One Fin Energy Basket: Last week the One Financial Energy Basket, which tracks the performance of US Crude, Natural Gas, Heating Oil and RBOB Gasoline, finished the week down due to a sell-off in the price of crude oil as some Hurricane Gustav missed refineries in the Gulf of Mexico.
Crude Oil: Crude oil prices tumbled to a 5 month low last week on signs a global economic slowdown may erode demand for energy products and the dollar rallied, whilst Hurricane Gustav caused less disruption to refineries in the Gulf of Mexico than many had feared.
Prices are down 27 percent from the record $147.27 reached on 11 July. The dollar’s decline earlier this year prompted investors to buy commodities, helping to push crude oil, gold, corn and gasoline to records.
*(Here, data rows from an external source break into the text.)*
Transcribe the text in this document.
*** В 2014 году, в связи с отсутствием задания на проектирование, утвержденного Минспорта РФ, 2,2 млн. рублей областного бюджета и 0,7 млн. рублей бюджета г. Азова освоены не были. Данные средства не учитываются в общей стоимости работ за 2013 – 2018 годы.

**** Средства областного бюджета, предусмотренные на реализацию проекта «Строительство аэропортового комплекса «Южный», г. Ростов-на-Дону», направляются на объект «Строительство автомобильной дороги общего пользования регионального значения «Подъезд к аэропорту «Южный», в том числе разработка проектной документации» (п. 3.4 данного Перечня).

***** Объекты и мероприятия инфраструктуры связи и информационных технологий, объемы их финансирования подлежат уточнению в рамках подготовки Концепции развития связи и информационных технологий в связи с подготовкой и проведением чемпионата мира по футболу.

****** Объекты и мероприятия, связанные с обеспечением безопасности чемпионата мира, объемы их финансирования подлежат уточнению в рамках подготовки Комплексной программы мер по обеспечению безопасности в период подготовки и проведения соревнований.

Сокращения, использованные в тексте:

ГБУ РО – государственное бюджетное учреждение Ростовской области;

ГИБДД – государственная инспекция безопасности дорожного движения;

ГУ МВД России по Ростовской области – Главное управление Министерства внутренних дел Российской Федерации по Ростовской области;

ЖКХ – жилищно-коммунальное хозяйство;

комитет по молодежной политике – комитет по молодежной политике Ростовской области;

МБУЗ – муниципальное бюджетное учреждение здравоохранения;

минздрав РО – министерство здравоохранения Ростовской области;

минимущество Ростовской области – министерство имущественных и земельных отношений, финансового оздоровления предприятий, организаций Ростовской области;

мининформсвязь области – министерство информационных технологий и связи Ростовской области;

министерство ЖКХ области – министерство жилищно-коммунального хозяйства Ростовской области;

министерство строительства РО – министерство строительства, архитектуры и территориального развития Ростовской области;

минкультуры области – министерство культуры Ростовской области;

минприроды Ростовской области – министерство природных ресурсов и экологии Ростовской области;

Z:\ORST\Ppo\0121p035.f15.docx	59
Demand for crude will increase 1 percent in 2009, the slowest in seven years, according to a 15 August OPEC forecast, as high oil prices stunt growth.
The Organization of Petroleum Exporting Countries, the supplier of 40 percent of the world’s oil, will probably keep producing at a record pace. The group will likely reject calls from Venezuela and Iran to trim supplies at its meeting on 9 September in Vienna, according to analysts. The OPEC members with quotas produced about 592,000 barrels a day more than their official limit of 29.673 million last month. All the countries except Saudi Arabia are pumping at close to capacity to meet rising demand and compensate for declining supplies from Nigeria, Iran and Venezuela.
Hedge funds, pensions funds and other speculators may have had “enough of the commodity business’’ and will sell assets, driving the price of oil to below $100 a barrel, economist Dennis Gartman said. “A lot of portfolio managers and pension funds that started owning commodities generally owned a lot of crude oil and they are finally saying, `You know what? This is not quite what it is cracked up to be,’’’ he added. “The markets wants to go under $100, and I think it’s going to go at least there.’’ Investors are “just saying, `We’ve had enough of this commodity business. This is no fun. We were told this was an asset class, and it’s proven not to be,’’’ said Gartman. Crude oil fell earlier in the week after Royal Dutch Shell Plc and ConocoPhillips said that Hurricane Gustav caused no damage to platforms in the Gulf of Mexico. Exxon Mobil said workers are returning to facilities that weren’t in the direct path of Gustav. Shell said that initial reports indicate no major damage to the oil producer’s onshore facilities in Louisiana. ConocoPhillips said there was no “significant damage’’ to its Magnolia platform in the Gulf.
This week OPEC, the supplier of 40 percent of the world’s oil, will probably keep producing at a near record pace as $106-a-barrel crude squeezes the global economy. “Our position is to leave everything unchanged,’’ Ecuador’s Energy and Mines Minister Galo Chiriboga told reporters on Sunday. “We believe the market is well supplied.’’ The 13-nation Organization of Petroleum Exporting Countries will keep production unchanged at a meeting on Tuesday in Vienna, according to analysts. Iran and Venezuela will urge the group to trim supplies to prevent oil prices retreating below $100 a barrel. Some members including Iran and Venezuela have asked the group to consider output cuts following the 27 percent decline in prices from their record on 11 July. The crude oil market is oversupplied and OPEC will review output, Iranian Oil Minister Gholamhossein Nozari said.
Natural Gas: Natural gas prices fell last week as Hurricane Gustav caused less damage than expected, the dollar strengthened and inventory data showed a build in the amount of gas in storage in the US. Prices dropped following a government report showed a bigger-than-average increase in U.S. supplies. Stockpiles gained 90 billion cubic feet in the week ended 29 August to 2.847 trillion cubic feet, said the Energy Department report. The average gain for this time of year is 59 billion. Utilities and storage companies add to supplies in the summer and fall to meet needs in the winter, when demand peaks. Gas supplies were 102 billion cubic feet, or 3.7 percent, above the fiveyear average and 148 billion cubic feet, or 4.9 percent, below the same period last year, the report showed. The five-year average in storage to start the winter demand period on 1 November is 3.327 trillion cubic feet.
Natural gas found support on Thursday as lower prices attracted buyers and on concern Hurricane Ike will move toward the Gulf of Mexico. Hurricane Ike, now in the Atlantic, may take a path toward Florida, the National Hurricane Center in Miami said. Ike is a Category 4 storm, the second strongest on the 5-step Saffir-Simpson intensity scale.